The synthesis of SnO₂ nanoparticles doped with varying concentrations of Fe was carried out using the sol–gel method. The resulting samples underwent analysis using X-ray diffraction (XRD), high-resolution transmission electron microscopy (HR-TEM), ultraviolet–visible spectroscopy (UV–Vis), diffuse reflectance spectroscopy (DRS), photoluminescence spectroscopy, and vibrating sample magnetometry. The purpose of this investigation was to examine the impact of doping on the structural, optical, and magnetic properties of the nanoparticles. The XRD study demonstrated a discernible alteration in the size of the crystalline structure as a function of the concentration of doping. The study revealed a noticeable variation in crystallite size, ranging from ~ 13 to 5 nm, as the Fe doping concentration increased from 0 to 7 mol%. This observation suggested that the rise in Fe content effectively hindered crystal development. The estimation of the optical band gap was performed using the Kubelka–Munk equation, revealing a decrease in the band gap for a specific doping concentration of Fe. The photoluminescence (PL) spectra obtained at room temperature indicated a red shift in the peak positions of the pristine SnO₂ samples upon Fe doping. This observation provides confirmation of the reduction in the band gap of SnO₂ resulting from the incorporation of Fe dopants. The nanoparticles doped with 5% Fe exhibited superior optical characteristics compared to the remaining samples. Furthermore, magnetic properties were determined by investigating magnetization vs. applied fields. Ferromagnetic interaction was observed in all the systems of SnO₂ doped with Fe. To achieve a comprehensive understanding, the utilization of density functional theory was employed. The electronic states and density of states behavior were computed to accurately anticipate the arrangement of lattice sites and the corresponding presence of atoms. Theoretical computations were conducted using the VASP program.

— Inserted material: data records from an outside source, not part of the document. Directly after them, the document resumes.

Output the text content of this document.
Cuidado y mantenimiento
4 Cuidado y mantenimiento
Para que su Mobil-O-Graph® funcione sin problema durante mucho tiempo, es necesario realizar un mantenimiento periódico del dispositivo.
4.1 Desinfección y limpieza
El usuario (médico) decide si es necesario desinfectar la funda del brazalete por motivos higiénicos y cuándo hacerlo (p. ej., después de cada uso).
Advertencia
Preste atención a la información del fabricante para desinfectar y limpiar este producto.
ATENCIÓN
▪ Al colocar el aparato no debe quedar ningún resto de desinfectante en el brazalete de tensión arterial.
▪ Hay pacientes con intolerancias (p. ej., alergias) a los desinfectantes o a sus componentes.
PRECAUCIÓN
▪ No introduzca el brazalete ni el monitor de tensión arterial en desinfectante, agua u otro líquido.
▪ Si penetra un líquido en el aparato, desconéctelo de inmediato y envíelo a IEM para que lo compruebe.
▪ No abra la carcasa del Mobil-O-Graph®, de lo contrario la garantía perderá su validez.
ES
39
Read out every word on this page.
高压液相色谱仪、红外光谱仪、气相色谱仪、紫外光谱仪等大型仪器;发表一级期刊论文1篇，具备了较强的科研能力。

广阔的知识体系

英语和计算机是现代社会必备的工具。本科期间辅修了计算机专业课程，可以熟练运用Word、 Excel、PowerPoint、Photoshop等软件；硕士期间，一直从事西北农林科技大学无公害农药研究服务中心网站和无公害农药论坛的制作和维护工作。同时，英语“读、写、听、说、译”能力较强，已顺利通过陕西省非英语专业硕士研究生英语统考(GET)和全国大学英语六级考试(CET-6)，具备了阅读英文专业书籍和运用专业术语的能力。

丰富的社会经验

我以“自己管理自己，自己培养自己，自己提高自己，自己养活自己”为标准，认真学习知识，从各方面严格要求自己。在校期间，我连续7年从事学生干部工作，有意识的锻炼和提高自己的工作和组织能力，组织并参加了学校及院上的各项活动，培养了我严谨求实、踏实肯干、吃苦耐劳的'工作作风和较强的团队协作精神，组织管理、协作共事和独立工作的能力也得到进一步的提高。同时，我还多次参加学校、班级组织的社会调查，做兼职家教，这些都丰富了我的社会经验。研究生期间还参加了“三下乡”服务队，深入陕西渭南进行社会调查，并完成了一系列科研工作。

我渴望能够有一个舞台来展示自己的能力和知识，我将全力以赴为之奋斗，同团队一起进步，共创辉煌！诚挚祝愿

采用溶胶-凝胶法合成了掺杂不同浓度 Fe 的SnO _{2纳米粒子。}使用 X 射线衍射 (XRD)、高分辨率透射电子显微镜 (HR-TEM)、紫外可见光谱 (UV-Vis)、漫反射光谱 (DRS)、光致发光光谱和振动样品磁强计对所得样品进行分析。本研究的目的是检查掺杂对纳米粒子的结构、光学和磁性特性的影响。XRD 研究表明，晶体结构的尺寸随着掺杂浓度的变化而发生明显变化。研究表明，随着 Fe 掺杂浓度从 0 mol% 增加到 7 mol%，微晶尺寸发生了显着变化，范围为 13 至 5 nm。这一观察结果表明，Fe 含量的增加有效地阻碍了晶体的发育。使用 Kubelka-Munk 方程进行光学带隙的估计，揭示了特定 Fe 掺杂浓度的带隙减小。_{室温下获得的光致发光（PL）光谱表明，Fe 掺杂后原始 SnO 2}样品的峰位置发生红移。该观察结果证实了由于Fe掺杂剂的掺入而导致SnO ₂的带隙减小。与其余样品相比，掺杂 5% Fe 的纳米颗粒表现出优异的光学特性。此外，通过研究磁化强度与外加磁场的关系来确定磁性。在所有掺杂Fe的SnO ₂体系中都观察到了铁磁相互作用。为了获得全面的理解，采用了密度泛函理论。计算电子态和态密度行为，以准确预测晶格位置的排列和相应的原子存在。使用VASP程序进行理论计算。